In these cold months, when I’m stuck in Warren Hall or Mann Library between classes and don’t want to go outside to get something to eat, I can tell you that I’ve found one route to Synapsis Café (at right) that’s saved me from having to brave Ithaca’s chilly winters: the Plant Sciences–Weill Tunnel.
So let’s set the scene:
It’s 11am on a Tuesday, and after getting out of AEM 4160: Strategic Pricing, I’m killing time on Facebook in Mann. It’s 15 degrees out with bitter winds, and my next class, International Trade, doesn’t start until 11:40. Suddenly my stomach growls as I realize that the last thing I put in my stomach was a Twix bar the night before, but I don’t want to go outside. Manndibles isn’t an option since I want to use BRB’s. What do I do??

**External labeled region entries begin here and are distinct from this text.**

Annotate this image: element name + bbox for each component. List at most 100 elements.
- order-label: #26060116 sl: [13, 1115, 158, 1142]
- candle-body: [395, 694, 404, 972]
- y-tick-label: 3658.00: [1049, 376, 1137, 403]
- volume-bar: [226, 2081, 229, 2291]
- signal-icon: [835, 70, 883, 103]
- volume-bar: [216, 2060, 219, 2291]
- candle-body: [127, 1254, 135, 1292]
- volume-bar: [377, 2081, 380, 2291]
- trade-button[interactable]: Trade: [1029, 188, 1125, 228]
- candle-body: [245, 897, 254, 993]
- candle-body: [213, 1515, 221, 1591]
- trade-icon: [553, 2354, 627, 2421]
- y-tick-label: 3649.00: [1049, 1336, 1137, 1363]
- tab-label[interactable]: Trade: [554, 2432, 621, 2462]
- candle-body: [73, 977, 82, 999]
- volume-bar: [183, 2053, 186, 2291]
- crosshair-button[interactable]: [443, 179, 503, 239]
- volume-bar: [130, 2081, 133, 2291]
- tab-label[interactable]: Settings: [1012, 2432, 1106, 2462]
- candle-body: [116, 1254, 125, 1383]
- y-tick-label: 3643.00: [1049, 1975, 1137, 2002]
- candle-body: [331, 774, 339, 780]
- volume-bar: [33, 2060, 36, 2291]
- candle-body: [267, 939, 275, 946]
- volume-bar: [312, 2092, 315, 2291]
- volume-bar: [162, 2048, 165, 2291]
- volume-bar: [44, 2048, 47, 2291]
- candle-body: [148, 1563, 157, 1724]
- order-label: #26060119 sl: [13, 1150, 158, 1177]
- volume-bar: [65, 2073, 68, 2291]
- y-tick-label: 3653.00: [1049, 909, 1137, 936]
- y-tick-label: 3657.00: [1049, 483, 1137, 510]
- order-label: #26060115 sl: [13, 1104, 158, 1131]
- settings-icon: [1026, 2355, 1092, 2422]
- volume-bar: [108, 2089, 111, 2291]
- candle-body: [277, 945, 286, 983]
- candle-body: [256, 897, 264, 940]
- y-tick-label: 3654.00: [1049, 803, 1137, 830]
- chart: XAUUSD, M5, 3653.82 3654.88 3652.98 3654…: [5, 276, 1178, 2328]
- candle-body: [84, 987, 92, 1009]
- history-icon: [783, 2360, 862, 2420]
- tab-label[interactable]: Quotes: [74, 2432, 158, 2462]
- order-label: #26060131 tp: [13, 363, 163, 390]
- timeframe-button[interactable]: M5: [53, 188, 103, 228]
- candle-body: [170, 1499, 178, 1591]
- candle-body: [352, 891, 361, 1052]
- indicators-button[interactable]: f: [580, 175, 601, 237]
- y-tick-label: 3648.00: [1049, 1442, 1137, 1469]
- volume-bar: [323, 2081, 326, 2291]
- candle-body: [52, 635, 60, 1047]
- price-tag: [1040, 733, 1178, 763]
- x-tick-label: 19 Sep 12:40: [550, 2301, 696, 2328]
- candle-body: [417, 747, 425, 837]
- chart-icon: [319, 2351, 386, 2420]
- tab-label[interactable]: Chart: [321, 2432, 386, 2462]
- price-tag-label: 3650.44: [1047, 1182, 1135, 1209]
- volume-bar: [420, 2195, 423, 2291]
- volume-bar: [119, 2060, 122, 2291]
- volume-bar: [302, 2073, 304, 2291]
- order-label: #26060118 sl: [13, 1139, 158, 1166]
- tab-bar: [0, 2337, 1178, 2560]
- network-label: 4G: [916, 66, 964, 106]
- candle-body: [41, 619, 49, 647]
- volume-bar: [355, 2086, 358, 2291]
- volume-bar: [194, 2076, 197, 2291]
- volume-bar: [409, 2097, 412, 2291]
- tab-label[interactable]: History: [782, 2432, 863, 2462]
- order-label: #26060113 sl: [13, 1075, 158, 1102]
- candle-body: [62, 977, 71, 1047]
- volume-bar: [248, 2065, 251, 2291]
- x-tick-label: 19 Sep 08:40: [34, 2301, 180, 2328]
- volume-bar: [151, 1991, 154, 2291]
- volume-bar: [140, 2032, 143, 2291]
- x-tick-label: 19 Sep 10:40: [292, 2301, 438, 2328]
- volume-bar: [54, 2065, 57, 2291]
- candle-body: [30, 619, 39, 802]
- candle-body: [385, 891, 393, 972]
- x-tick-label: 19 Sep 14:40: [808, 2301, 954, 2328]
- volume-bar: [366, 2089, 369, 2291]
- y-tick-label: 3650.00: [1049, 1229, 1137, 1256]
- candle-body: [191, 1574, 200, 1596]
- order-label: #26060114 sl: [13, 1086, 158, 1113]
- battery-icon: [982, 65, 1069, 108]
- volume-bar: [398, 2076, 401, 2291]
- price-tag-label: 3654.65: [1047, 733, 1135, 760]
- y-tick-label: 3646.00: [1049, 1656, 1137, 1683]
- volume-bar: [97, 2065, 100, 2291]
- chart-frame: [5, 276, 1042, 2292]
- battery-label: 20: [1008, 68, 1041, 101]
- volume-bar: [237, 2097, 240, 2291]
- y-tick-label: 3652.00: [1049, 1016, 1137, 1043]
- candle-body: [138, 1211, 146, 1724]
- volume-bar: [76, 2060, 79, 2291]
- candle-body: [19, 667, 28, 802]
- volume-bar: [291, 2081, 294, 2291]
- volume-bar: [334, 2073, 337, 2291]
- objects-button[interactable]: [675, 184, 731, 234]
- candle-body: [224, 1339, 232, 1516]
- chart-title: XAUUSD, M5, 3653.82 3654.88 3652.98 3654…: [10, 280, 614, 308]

Go to the basement floor of the Plant Sciences building and use this tunnel:
While the path was originally constructed to transport specimens to and from the two scientific buildings, from what I’ve understood, it’s not closed by any means to students. Fun fact: you can hear echoes very easily with any noise you produce. While I’m not going to venture into providing directions here–there are a few odd turns you have to take–know that if you see a corner (jokingly?) labelled “Hollywood and Vine” in the basement of Weill Hall you’re in the semi-right area.
I remember 4 years ago, when I was a high school junior, I toured Northeastern University and the tour guide bragged about the complex underground tunnel system they have that connects many buildings–and is useful during those chilly months. While this sole tunnel isn’t as extensive, I’m glad I finally found one at Cornell!